Start with the decision
A map score is only useful if it answers a concrete question. A retail expansion team may ask where reachable demand is high and direct competition is thin. A healthcare planner may care more about underserved population and travel friction. The same geography can be attractive for one objective and weak for another.
Before comparing colors on a map, write down the decision the score is meant to support. Horizon Mapper works best when the model objective, category filters, travel mode, and time window match that decision.
Read the components, not only the rank
A high-scoring area can happen for several reasons: dense reachable demand, low nearby supply, strong accessibility, or a favorable mix of all three. Those are different stories. One site may be a clean gap; another may be a dense cluster where demand is high but competitive pressure is also high.
The useful question is not simply whether a score is high. It is whether the evidence explains the score in a way that matches the strategy.
- Demand signal: enough reachable population or target audience to matter.
- Competition signal: existing supply is sparse, distant, overloaded, or strategically useful as a cluster.
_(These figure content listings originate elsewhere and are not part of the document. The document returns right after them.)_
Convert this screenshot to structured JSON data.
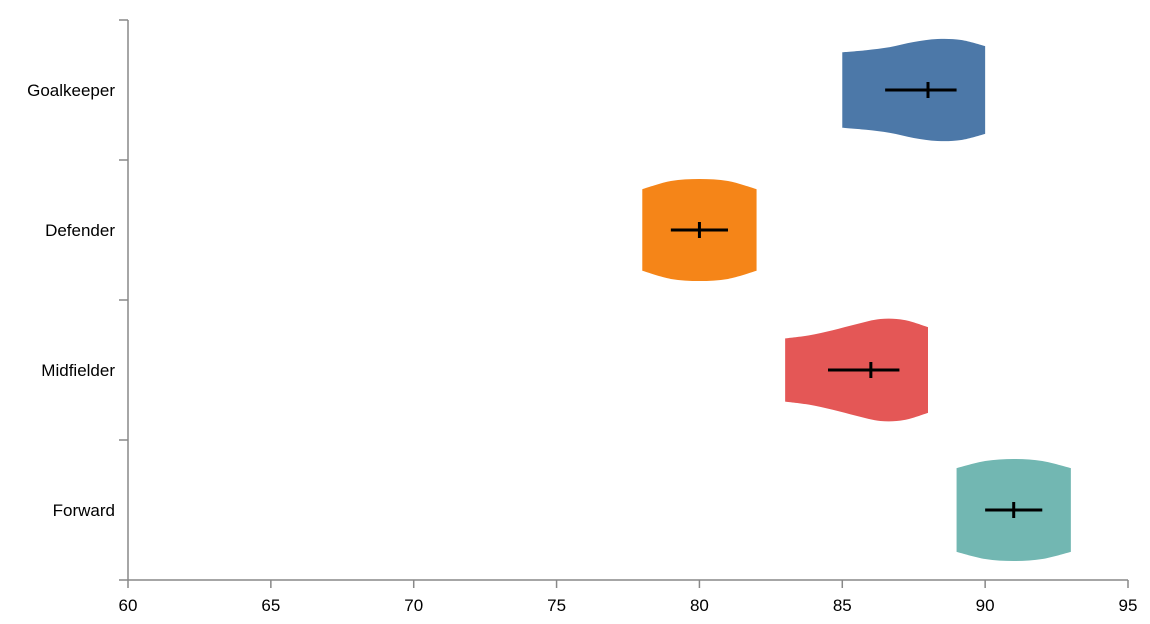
{
  "chart_data": {
    "type": "violin",
    "orientation": "horizontal",
    "xlim": [
      60,
      95
    ],
    "x_ticks": [
      60,
      65,
      70,
      75,
      80,
      85,
      90,
      95
    ],
    "categories": [
      "Goalkeeper",
      "Defender",
      "Midfielder",
      "Forward"
    ],
    "grid": false,
    "legend": "none",
    "series": [
      {
        "category": "Goalkeeper",
        "color": "#4c78a8",
        "min": 85,
        "max": 90,
        "center": 88,
        "whisker_low": 86.5,
        "whisker_high": 89,
        "density_width": [
          0.74,
          0.78,
          0.84,
          0.94,
          1.0,
          0.98,
          0.86
        ]
      },
      {
        "category": "Defender",
        "color": "#f58518",
        "min": 78,
        "max": 82,
        "center": 80,
        "whisker_low": 79,
        "whisker_high": 81,
        "density_width": [
          0.8,
          0.96,
          1.0,
          0.96,
          0.8
        ]
      },
      {
        "category": "Midfielder",
        "color": "#e45756",
        "min": 83,
        "max": 88,
        "center": 86,
        "whisker_low": 84.5,
        "whisker_high": 87,
        "density_width": [
          0.62,
          0.68,
          0.78,
          0.9,
          1.0,
          0.98,
          0.84
        ]
      },
      {
        "category": "Forward",
        "color": "#72b7b2",
        "min": 89,
        "max": 93,
        "center": 91,
        "whisker_low": 90,
        "whisker_high": 92,
        "density_width": [
          0.82,
          0.96,
          1.0,
          0.96,
          0.82
        ]
      }
    ]
  }
}
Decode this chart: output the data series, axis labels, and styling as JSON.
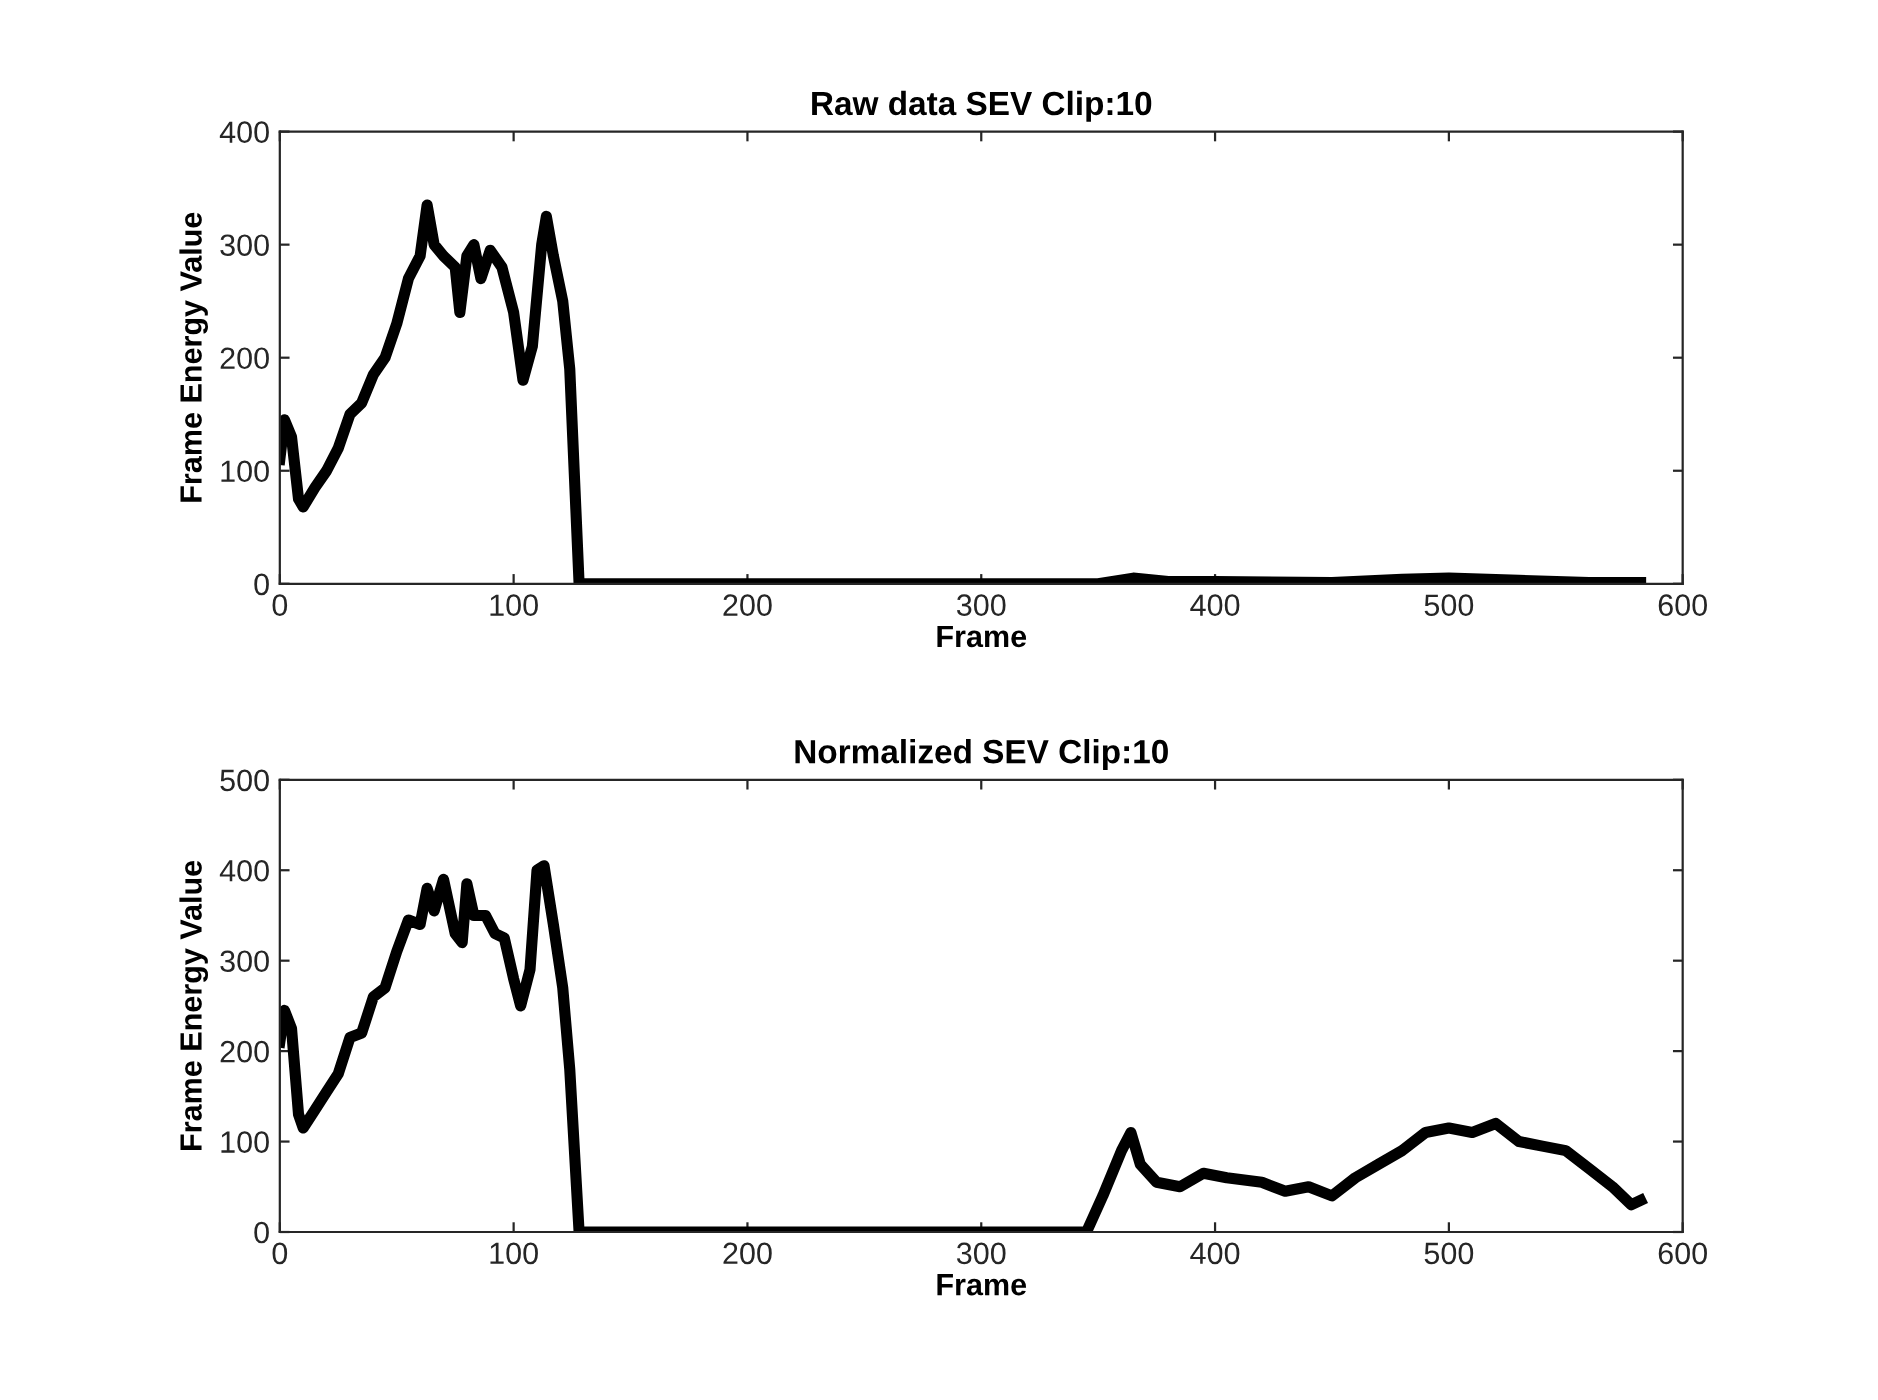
{
  "chart_data": [
    {
      "type": "line",
      "title": "Raw data SEV Clip:10",
      "xlabel": "Frame",
      "ylabel": "Frame Energy Value",
      "xlim": [
        0,
        600
      ],
      "xticks": [
        0,
        100,
        200,
        300,
        400,
        500,
        600
      ],
      "ylim": [
        0,
        400
      ],
      "yticks": [
        0,
        100,
        200,
        300,
        400
      ],
      "series": [
        {
          "color": "#000000",
          "x": [
            0,
            2,
            5,
            8,
            10,
            15,
            20,
            25,
            30,
            35,
            40,
            45,
            50,
            55,
            60,
            63,
            66,
            70,
            75,
            77,
            80,
            83,
            86,
            90,
            95,
            100,
            104,
            108,
            112,
            114,
            117,
            121,
            124,
            128,
            350,
            365,
            380,
            400,
            450,
            480,
            500,
            530,
            560,
            582
          ],
          "values": [
            110,
            145,
            130,
            75,
            68,
            85,
            100,
            120,
            150,
            160,
            185,
            200,
            230,
            270,
            290,
            335,
            300,
            290,
            280,
            240,
            290,
            300,
            270,
            295,
            280,
            240,
            180,
            210,
            300,
            325,
            290,
            250,
            190,
            0,
            0,
            5,
            2,
            2,
            1,
            4,
            5,
            3,
            1,
            1
          ]
        }
      ]
    },
    {
      "type": "line",
      "title": "Normalized SEV Clip:10",
      "xlabel": "Frame",
      "ylabel": "Frame Energy Value",
      "xlim": [
        0,
        600
      ],
      "xticks": [
        0,
        100,
        200,
        300,
        400,
        500,
        600
      ],
      "ylim": [
        0,
        500
      ],
      "yticks": [
        0,
        100,
        200,
        300,
        400,
        500
      ],
      "series": [
        {
          "color": "#000000",
          "x": [
            0,
            2,
            5,
            8,
            10,
            15,
            20,
            25,
            30,
            35,
            40,
            45,
            50,
            55,
            60,
            63,
            66,
            70,
            75,
            78,
            80,
            83,
            88,
            92,
            96,
            100,
            103,
            107,
            110,
            113,
            117,
            121,
            124,
            128,
            345,
            352,
            360,
            364,
            368,
            375,
            385,
            395,
            405,
            420,
            430,
            440,
            450,
            460,
            470,
            480,
            490,
            500,
            510,
            520,
            530,
            540,
            550,
            560,
            570,
            578,
            582
          ],
          "values": [
            210,
            245,
            225,
            130,
            115,
            135,
            155,
            175,
            215,
            220,
            260,
            270,
            310,
            345,
            340,
            380,
            355,
            390,
            330,
            320,
            385,
            350,
            350,
            330,
            325,
            280,
            250,
            290,
            400,
            405,
            340,
            270,
            180,
            0,
            0,
            40,
            90,
            110,
            75,
            55,
            50,
            65,
            60,
            55,
            45,
            50,
            40,
            60,
            75,
            90,
            110,
            115,
            110,
            120,
            100,
            95,
            90,
            70,
            50,
            30,
            35
          ]
        }
      ]
    }
  ]
}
- Friction signal: travel time and accessibility do not make the area harder to serve than the score implies.
- Confidence signal: the result is not driven by sparse POI coverage, small polygons, or unstable edges.
Check the geography around the winner
The top cell or polygon is rarely the whole answer. H3 grids, isochrones, and administrative boundaries all have edges. A candidate can look strong because a boundary cuts through a dense neighborhood, or weak because the relevant demand sits just outside the chosen catchment.
Use the score as a shortlist, then inspect the surrounding cells and a slightly wider travel-time band. A robust opportunity should remain plausible when you nudge the origin, adjust the travel time, or compare adjacent hexes.
Make uncertainty visible
Open data is powerful, but it is uneven. POI density varies by country and category. Population rasters have native resolution limits. Routing profiles use typical speeds rather than live traffic. Those limits do not make the analysis useless; they tell you where to slow down and ask for corroborating evidence.
Good opportunity mapping keeps caveats close to the recommendation. A medium score with high confidence may be a better planning input than a high score built on thin coverage.
Turn the score into a field question
The final step is practical: convert the map result into a question someone can validate. For example, 'Is this catchment underserved because supply is actually absent, or because the POI data missed local operators?' That question can be checked with field visits, local business registries, customer interviews, or operational data.
The score helps decide where to look first. The decision should still be defended with the evidence behind it.